Arsenal dominated the additional 30 minutes, with Olivier Giroud heading against the bar before the winner came three minutes into the second period.
Giroud backheeled intelligently into the path of Aaron Ramsey, who - enjoying the season of his life - finished smartly with the outside of his foot to send players and fans into ecstasy. It was the perfect way to end a stellar campaign from the Welshman.
Thankfully, the following season would be nowhere near as dramatic as the Gunners returned to Wembley to defend their trophy.
Some 379 days after that unforgettable, nerve-shredding final against Hull City, things could not have been more different as Wenger’s side were in total control against Aston Villa from the off.
So edgy on their recent visits to the national stadium, this time they were the picture of calm, but it took until five minutes before the interval to break the deadlock.
Theo Walcott was the hero, latching on to a cushioned Alexis header to slam the ball in at the near post before spinning away to celebrate with the euphoric Arsenal fans.

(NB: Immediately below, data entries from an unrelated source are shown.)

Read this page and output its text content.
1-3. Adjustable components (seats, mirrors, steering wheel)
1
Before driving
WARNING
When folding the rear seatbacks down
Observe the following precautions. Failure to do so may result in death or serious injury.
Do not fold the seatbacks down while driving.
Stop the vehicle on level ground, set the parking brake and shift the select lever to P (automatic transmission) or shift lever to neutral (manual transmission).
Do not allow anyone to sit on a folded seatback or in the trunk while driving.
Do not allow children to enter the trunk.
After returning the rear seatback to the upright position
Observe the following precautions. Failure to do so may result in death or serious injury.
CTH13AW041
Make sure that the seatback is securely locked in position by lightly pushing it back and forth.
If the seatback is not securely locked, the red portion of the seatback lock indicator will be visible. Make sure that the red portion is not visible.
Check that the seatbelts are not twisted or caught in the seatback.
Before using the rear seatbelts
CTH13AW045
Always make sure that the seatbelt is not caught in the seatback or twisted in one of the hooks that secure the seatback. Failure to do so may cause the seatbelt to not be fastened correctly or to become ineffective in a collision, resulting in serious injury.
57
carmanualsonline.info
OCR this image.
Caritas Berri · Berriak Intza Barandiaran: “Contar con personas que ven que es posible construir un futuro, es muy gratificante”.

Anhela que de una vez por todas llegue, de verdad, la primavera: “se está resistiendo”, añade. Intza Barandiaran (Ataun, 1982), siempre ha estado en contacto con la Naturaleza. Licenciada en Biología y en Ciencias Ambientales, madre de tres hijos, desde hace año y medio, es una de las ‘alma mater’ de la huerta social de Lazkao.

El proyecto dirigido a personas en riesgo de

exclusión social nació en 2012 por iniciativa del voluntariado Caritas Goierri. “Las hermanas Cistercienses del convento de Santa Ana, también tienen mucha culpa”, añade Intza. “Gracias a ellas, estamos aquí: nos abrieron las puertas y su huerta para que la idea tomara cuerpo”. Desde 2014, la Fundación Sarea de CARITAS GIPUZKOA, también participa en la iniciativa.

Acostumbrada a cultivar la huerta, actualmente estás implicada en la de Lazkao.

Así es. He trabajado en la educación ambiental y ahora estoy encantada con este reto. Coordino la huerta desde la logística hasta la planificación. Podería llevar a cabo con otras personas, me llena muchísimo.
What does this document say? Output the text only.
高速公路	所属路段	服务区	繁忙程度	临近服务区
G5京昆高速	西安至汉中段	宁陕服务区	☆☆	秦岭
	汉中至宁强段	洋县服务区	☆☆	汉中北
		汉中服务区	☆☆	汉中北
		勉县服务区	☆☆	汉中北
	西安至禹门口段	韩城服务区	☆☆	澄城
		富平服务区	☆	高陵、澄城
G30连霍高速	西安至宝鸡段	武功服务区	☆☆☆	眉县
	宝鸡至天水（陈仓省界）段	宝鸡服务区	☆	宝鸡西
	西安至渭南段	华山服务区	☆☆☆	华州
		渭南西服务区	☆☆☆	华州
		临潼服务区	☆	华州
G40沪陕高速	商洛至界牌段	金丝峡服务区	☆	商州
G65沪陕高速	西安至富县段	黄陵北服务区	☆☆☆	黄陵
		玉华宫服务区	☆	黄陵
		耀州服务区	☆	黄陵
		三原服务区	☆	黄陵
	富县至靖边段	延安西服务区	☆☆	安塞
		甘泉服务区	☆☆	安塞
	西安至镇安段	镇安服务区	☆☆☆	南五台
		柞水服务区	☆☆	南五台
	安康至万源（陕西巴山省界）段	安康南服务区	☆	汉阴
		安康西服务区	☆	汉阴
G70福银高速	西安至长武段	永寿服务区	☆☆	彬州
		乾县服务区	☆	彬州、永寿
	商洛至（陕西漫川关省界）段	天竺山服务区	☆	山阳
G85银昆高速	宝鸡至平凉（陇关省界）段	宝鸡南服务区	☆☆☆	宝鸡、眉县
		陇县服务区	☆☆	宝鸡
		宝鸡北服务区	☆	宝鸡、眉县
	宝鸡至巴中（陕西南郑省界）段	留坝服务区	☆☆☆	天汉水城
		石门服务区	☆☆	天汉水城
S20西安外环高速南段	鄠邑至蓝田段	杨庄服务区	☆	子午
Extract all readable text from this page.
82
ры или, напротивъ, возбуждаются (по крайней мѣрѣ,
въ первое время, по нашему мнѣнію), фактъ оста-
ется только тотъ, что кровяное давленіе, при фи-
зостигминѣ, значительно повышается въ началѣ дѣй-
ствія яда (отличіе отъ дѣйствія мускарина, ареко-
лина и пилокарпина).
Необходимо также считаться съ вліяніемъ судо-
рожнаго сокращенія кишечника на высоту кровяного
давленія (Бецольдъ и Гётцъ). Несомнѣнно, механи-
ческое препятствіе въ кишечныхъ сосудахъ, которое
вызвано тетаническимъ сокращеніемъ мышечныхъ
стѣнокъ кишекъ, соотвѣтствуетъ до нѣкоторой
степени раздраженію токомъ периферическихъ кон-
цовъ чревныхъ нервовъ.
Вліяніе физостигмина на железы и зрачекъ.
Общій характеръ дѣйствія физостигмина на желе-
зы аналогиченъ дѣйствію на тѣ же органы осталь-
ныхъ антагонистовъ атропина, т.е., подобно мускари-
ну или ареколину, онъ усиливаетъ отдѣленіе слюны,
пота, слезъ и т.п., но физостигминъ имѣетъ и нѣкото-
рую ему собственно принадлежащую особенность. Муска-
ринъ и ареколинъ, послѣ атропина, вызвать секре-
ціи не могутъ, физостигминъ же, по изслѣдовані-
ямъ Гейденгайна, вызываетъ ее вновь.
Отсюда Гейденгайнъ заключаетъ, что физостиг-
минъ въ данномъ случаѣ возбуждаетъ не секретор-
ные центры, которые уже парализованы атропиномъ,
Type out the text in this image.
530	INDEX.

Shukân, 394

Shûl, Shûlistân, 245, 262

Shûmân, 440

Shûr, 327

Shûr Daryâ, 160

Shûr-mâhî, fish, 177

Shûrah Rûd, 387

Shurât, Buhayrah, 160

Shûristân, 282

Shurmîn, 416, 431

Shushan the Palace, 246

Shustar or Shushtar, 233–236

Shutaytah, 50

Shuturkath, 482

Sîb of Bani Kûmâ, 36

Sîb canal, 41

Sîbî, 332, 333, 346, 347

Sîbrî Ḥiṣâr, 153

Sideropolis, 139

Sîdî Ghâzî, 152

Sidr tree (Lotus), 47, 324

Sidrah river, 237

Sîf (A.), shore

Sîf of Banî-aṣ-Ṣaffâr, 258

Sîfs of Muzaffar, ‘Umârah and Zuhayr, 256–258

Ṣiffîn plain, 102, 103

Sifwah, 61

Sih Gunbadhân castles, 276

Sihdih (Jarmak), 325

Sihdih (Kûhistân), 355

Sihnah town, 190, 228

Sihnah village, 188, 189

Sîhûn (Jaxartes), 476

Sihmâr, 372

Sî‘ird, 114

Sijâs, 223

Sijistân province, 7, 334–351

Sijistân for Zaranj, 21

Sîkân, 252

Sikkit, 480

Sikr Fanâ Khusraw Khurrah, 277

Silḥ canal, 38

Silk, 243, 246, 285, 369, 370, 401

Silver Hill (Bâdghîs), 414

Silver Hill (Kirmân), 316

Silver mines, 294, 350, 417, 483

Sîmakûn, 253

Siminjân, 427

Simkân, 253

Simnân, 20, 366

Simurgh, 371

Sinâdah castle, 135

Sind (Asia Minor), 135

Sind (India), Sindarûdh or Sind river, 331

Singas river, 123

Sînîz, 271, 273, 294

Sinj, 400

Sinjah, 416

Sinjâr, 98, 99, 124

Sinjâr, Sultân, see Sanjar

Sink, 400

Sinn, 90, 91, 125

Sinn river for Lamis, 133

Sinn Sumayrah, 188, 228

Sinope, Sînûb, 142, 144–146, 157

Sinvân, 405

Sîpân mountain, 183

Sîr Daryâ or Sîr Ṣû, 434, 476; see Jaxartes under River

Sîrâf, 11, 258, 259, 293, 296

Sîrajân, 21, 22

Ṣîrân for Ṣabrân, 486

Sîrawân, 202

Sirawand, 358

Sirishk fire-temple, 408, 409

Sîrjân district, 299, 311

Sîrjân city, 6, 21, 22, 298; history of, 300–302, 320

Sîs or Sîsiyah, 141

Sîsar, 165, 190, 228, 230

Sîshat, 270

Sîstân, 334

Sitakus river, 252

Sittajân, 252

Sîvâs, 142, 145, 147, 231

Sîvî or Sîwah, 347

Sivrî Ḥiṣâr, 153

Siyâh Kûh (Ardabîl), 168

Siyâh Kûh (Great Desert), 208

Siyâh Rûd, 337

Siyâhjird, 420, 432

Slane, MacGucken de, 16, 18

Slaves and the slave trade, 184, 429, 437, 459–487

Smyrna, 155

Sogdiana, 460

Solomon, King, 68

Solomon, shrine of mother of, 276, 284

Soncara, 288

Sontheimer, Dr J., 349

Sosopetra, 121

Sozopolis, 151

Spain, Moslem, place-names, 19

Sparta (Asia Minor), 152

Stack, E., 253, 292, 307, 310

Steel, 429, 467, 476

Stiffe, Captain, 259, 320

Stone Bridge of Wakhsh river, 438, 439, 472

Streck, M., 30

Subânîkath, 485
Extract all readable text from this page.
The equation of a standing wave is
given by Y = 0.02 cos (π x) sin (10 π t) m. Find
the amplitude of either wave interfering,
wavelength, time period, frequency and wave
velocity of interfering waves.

Better was to come after the break, with Alexis scoring the sort of 25-yard screamer that would surely have had Charlie George - the hero of 1971 - nodding in appreciation.
Per Mertesacker headed in a third from a corner as the Gunners continued their assault and Olivier Giroud added a fourth in injury time to add even more gloss to the scoreline.
The final whistle brought scenes of unconfined joy as Wenger joined George Ramsay on six FA Cup wins, while the Gunners’ emphatic victory put them out on their own with a record 12 triumphs.
Manchester United would draw level again the following season but, for 12 months, Arsenal were England’s cup kings - and what a performance they had delivered to do it.
After a quarter-final exit in 2016, we were back on the march for the FA Cup 12 months later as we returned to Wembley Stadium to face Chelsea in the final.
This time though, we were clear underdogs against a Blues side that had swept all before them to lift the Premier League title while we had finished outside the top four for the first time since the 1995/96 campaign.
But straight from the off it was clear that we were determined to finish the season on a high, as we dominated the early exchanges - and eventually our pressure told as Alexis Sanchez opened the scoring in controversial circumstances.
Chelsea complained that the Chilean had handballed on his way through to score, but the goal stood - and we continued to threaten.
Our hopes were further improved when Victor Moses was sent off for a second bookable offence in the second half, but with 14 minutes remaining Diego Costa equalised for the Blues.
It was a bitter blow, but we responded instantly as we swept down the other end, with Aaron Ramsey's diving header putting us back in front moments later.
That proved to be the final twist of an unforgettable final, sealing Wenger's place in history with seven FA Cup wins, more than any other manager.
The following season proved to be an historic one, as the club bid farewell to Wenger after almost 22 years in charge.
The Frenchman announced his decision to stand down in April 2018, leading to an outpouring of emotion for our final matches of the campaign.
His final game at Emirates Stadium, against Burnley on May 6, 2018, proved to a truly memorable occasion as the club came together to pay tribute to the man who had delivered three Premier League titles, seven FA Cups, two doubles and an Invincible season.